In fact, a recent US Government Accountability Office report concluded that long lines at border entry points could deter economic trade. The report suggests infrastructure improvements and proper allocation of personnel are necessary to help reduce the congestion. Among its recommendations are:
· The implementation of consistent data collection methods, such as utilizing cameras to measure how long it takes for a truck to make it through the line.
· The US Customs and Border Patrol should asses the costs and benefits of replacing current methods and using automated technology instead.
· The US Customs and Border Patrol should increase transparency by documenting the staff allocation process and rationale.
An interesting pilot program getting set to begin is a public-private program that could address staffing allocation. According to the Journal of Commerce, the US Customs Border and Patrol is finalizing talks with five entities to allow some US-Mexico shippers to fund additional Customs and Border Protection staffing during busy times or for extended hours as part of a pilot project. These five entities are Dallas/Fort Worth International Airport, the City of El Paso, South Texas Assets Consortium, Houston Airport System and Miami-Dade County, Florida.
How the pilot program will operate is unknown. Perhaps a modal shift is needed? But then again, Mexico’s infrastructure issues maybe among the reasons why trucking is the overwhelming modal choice. One option though, maybe intermodal. Kansas City Southern Railway has built a strong network linking the Mexican port of Lazaro Cardenas to logistics hubs within Mexico and ultimately to locations within central US. Combined with trucking, this intermodal solution could prove beneficial for shippers and perhaps reduce time at cross-border entry points.
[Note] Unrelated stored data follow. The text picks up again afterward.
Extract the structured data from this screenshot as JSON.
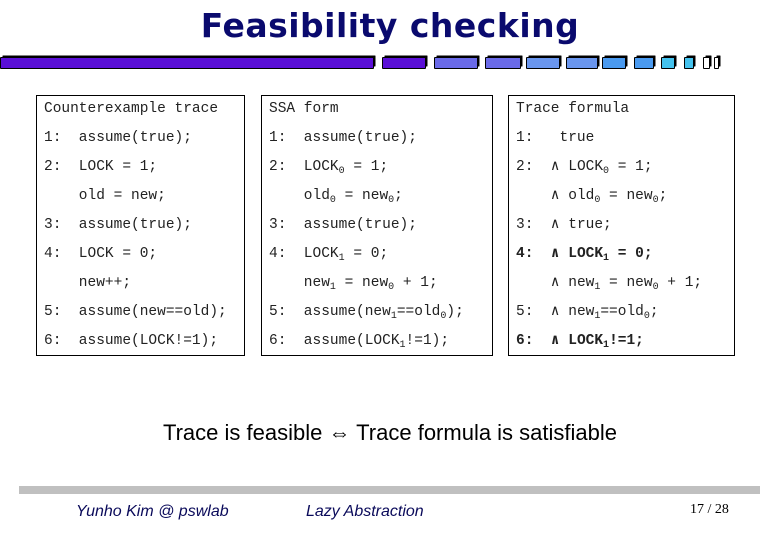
{
  "slide": {
    "title": "Feasibility checking",
    "decoration": {
      "bar_colors": [
        "#5a0fd6",
        "#5a0fd6",
        "#6a6ae8",
        "#6a6ae8",
        "#6a96ee",
        "#6a96ee",
        "#4a9af0",
        "#4a9af0",
        "#44c2ee",
        "#44c2ee",
        "#ffffff",
        "#ffffff"
      ]
    },
    "columns": [
      {
        "header": "Counterexample trace",
        "lines": [
          {
            "n": "1:",
            "text": "assume(true);"
          },
          {
            "n": "2:",
            "text": "LOCK = 1;"
          },
          {
            "n": "",
            "text": "old = new;"
          },
          {
            "n": "3:",
            "text": "assume(true);"
          },
          {
            "n": "4:",
            "text": "LOCK = 0;"
          },
          {
            "n": "",
            "text": "new++;"
          },
          {
            "n": "5:",
            "text": "assume(new==old);"
          },
          {
            "n": "6:",
            "text": "assume(LOCK!=1);"
          }
        ]
      },
      {
        "header": "SSA form",
        "lines": [
          {
            "n": "1:",
            "text": "assume(true);"
          },
          {
            "n": "2:",
            "text": "LOCK_0 = 1;"
          },
          {
            "n": "",
            "text": "old_0 = new_0;"
          },
          {
            "n": "3:",
            "text": "assume(true);"
          },
          {
            "n": "4:",
            "text": "LOCK_1 = 0;"
          },
          {
            "n": "",
            "text": "new_1 = new_0 + 1;"
          },
          {
            "n": "5:",
            "text": "assume(new_1==old_0);"
          },
          {
            "n": "6:",
            "text": "assume(LOCK_1!=1);"
          }
        ]
      },
      {
        "header": "Trace formula",
        "lines": [
          {
            "n": "1:",
            "text": " true",
            "bold": false
          },
          {
            "n": "2:",
            "text": "∧ LOCK_0 = 1;",
            "bold": false
          },
          {
            "n": "",
            "text": "∧ old_0 = new_0;",
            "bold": false
          },
          {
            "n": "3:",
            "text": "∧ true;",
            "bold": false
          },
          {
            "n": "4:",
            "text": "∧ LOCK_1 = 0;",
            "bold": true
          },
          {
            "n": "",
            "text": "∧ new_1 = new_0 + 1;",
            "bold": false
          },
          {
            "n": "5:",
            "text": "∧ new_1==old_0;",
            "bold": false
          },
          {
            "n": "6:",
            "text": "∧ LOCK_1!=1;",
            "bold": true
          }
        ]
      }
    ],
    "statement": "Trace is feasible ⇔ Trace formula is satisfiable",
    "footer": {
      "author": "Yunho Kim @ pswlab",
      "topic": "Lazy Abstraction",
      "page": "17 / 28"
    }
  }
}
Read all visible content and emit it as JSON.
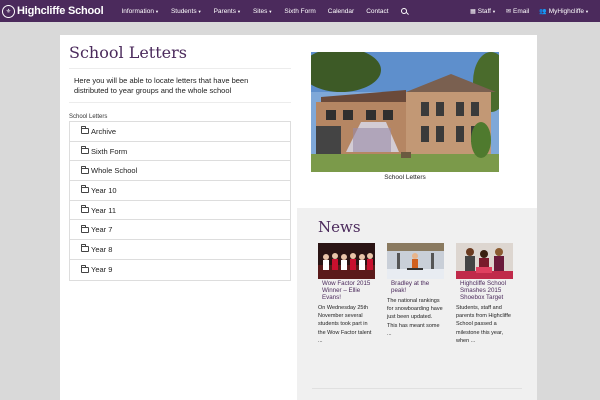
{
  "navbar": {
    "brand_logo": "⚜",
    "brand_name": "Highcliffe School",
    "items": [
      {
        "label": "Information",
        "caret": "▼"
      },
      {
        "label": "Students",
        "caret": "▼"
      },
      {
        "label": "Parents",
        "caret": "▼"
      },
      {
        "label": "Sites",
        "caret": "▼"
      },
      {
        "label": "Sixth Form"
      },
      {
        "label": "Calendar"
      },
      {
        "label": "Contact"
      }
    ],
    "right": {
      "staff": {
        "icon": "▦",
        "label": "Staff",
        "caret": "▼"
      },
      "email": {
        "icon": "✉",
        "label": "Email"
      },
      "my": {
        "icon": "👥",
        "label": "MyHighcliffe",
        "caret": "▼"
      }
    }
  },
  "page": {
    "title": "School Letters",
    "intro": "Here you will be able to locate letters that have been distributed to year groups and the whole school",
    "list_heading": "School Letters",
    "letters": [
      "Archive",
      "Sixth Form",
      "Whole School",
      "Year 10",
      "Year 11",
      "Year 7",
      "Year 8",
      "Year 9"
    ],
    "photo_caption": "School Letters"
  },
  "news": {
    "title": "News",
    "cards": [
      {
        "headline": "Wow Factor 2015 Winner – Ellie Evans!",
        "excerpt": "On Wednesday 25th November several students took part in the Wow Factor talent ..."
      },
      {
        "headline": "Bradley at the peak!",
        "excerpt": "The national rankings for snowboarding have just been updated. This has meant some ..."
      },
      {
        "headline": "Highcliffe School Smashes 2015 Shoebox Target",
        "excerpt": "Students, staff and parents from Highcliffe School passed a milestone this year, when ..."
      }
    ]
  },
  "colors": {
    "brand": "#4b2a5c",
    "page_bg": "#d9d9d9",
    "news_bg": "#f0f0f0"
  }
}
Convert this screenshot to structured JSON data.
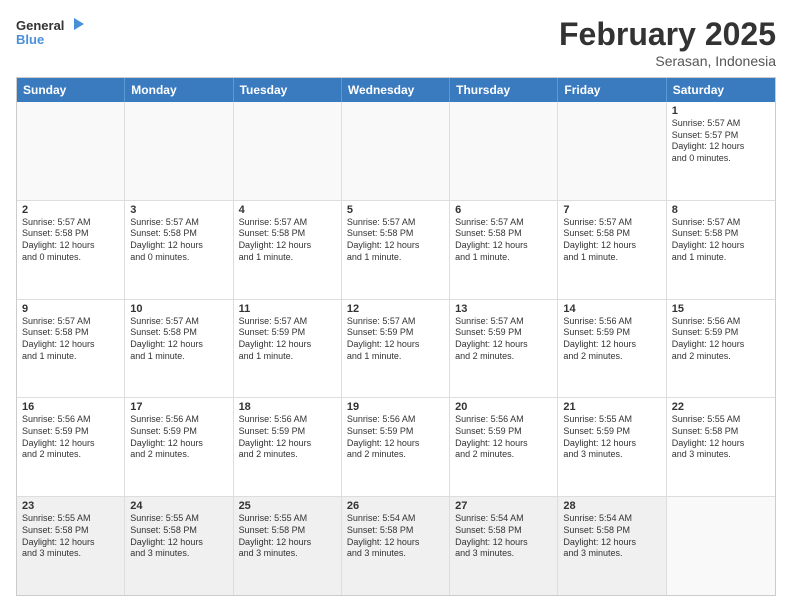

Upgrades and expansions within Mexico’s infrastructure are needed in order for it to effectively compete for international manufacturing. In fact, Mexico’s infrastructure issues were addressed by the new Mexican government when it was announced in July a plan to invest $300bn over the next five years in new highways, rail lines, port and regional airport upgrades and to fund a plan to relieve congestion at the Mexico City International airport.